Russell Loarridge’s (UK director of customer identity firm, ReachFive) interview in City A.M. caught my eye today. He makes the point that whilst successive lockdowns unsurprisingly accelerated further adoption of e-commerce, there are often significant limitations to an online-only model. It's certainly the case that for all the benefits and convenience of clicking from your sofa, online-only operators have challenges of their own, not least the very high levels of returns - some reporting as much as 35% (there's a reason why traditional retailers encourage try before you buy in-store). I've even been hearing of the rise of the "insta-returners" who buy five or six outfits, conduct an impromptu photo-shoot, then return the garments 'as new'. Throw in free or discounted shipping, and margins are quickly eroded to 8%, or even worse.

It’s a theme we’ve been hearing consistently across our network as well. Our own recent report on the Retail and Hospitality industry combined survey data with insights from a panel of C-suite execs, Chairs, and NXDs (given under Chatham House rules). 63% of our survey respondents thought bricks and mortar would fight back against the online players, and the qualitative feedback was also much more nuanced. One of our panel commented "I think the days where every High Street starts to look the same, with a repetition of the same stores carrying the same goods. I think that model that is dead. However, there will be representation on the High Street and there will be, I think, a renaissance of stores.’
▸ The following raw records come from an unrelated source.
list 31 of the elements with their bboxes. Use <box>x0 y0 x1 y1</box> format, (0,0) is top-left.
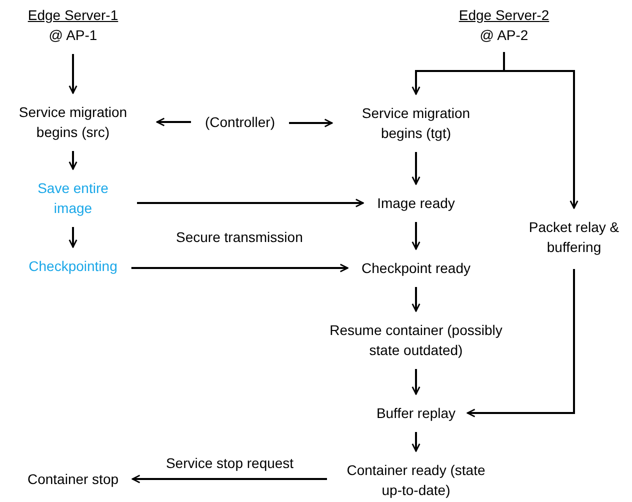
arrow <box>289 118 333 128</box>
arrow <box>68 227 78 248</box>
step-label: Buffer replay <box>376 403 456 423</box>
arrow <box>466 269 575 418</box>
step-label: (Controller) <box>205 112 275 132</box>
step-label: Image ready <box>377 193 455 213</box>
arrow <box>503 52 578 209</box>
step-label: Resume container (possibly state outdated) <box>316 320 516 360</box>
server-heading: Edge Server-1 <box>28 6 118 25</box>
step-label: @ AP-1 <box>48 26 98 45</box>
arrow <box>412 287 420 312</box>
step-label: Container stop <box>27 469 119 489</box>
arrow <box>131 264 348 272</box>
arrow <box>412 432 420 452</box>
step-label: Service migration begins (tgt) <box>346 103 486 143</box>
arrow <box>68 151 78 170</box>
step-label: Save entire image <box>23 178 123 218</box>
arrow <box>132 474 327 484</box>
step-label: Checkpoint ready <box>362 258 470 278</box>
step-label: Checkpointing <box>28 256 118 276</box>
step-label: @ AP-2 <box>480 26 528 45</box>
arrow <box>412 152 420 185</box>
step-label: Container ready (state up-to-date) <box>341 460 491 500</box>
step-label: Service migration begins (src) <box>3 102 143 142</box>
arrow <box>68 54 78 94</box>
arrow <box>137 198 364 208</box>
server-heading: Edge Server-2 <box>458 6 550 25</box>
arrow <box>412 222 420 250</box>
step-label: Packet relay & buffering <box>526 217 622 257</box>
arrow <box>156 118 191 126</box>
arrow <box>412 369 420 395</box>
We all know our print media often shy away from more balanced narratives (presumably because saying “it’s complicated” will shift fewer copies than printing yet another hyperbolic “death of the high street” headline), so it was refreshing to see a more reasoned appraisal. Who knows - maybe City AM could bring this approach to some other Fleet Street humdingers, such as Ole Gunnar Solskjaer's managerial prospects, or who’s next in line for the Strictly curse?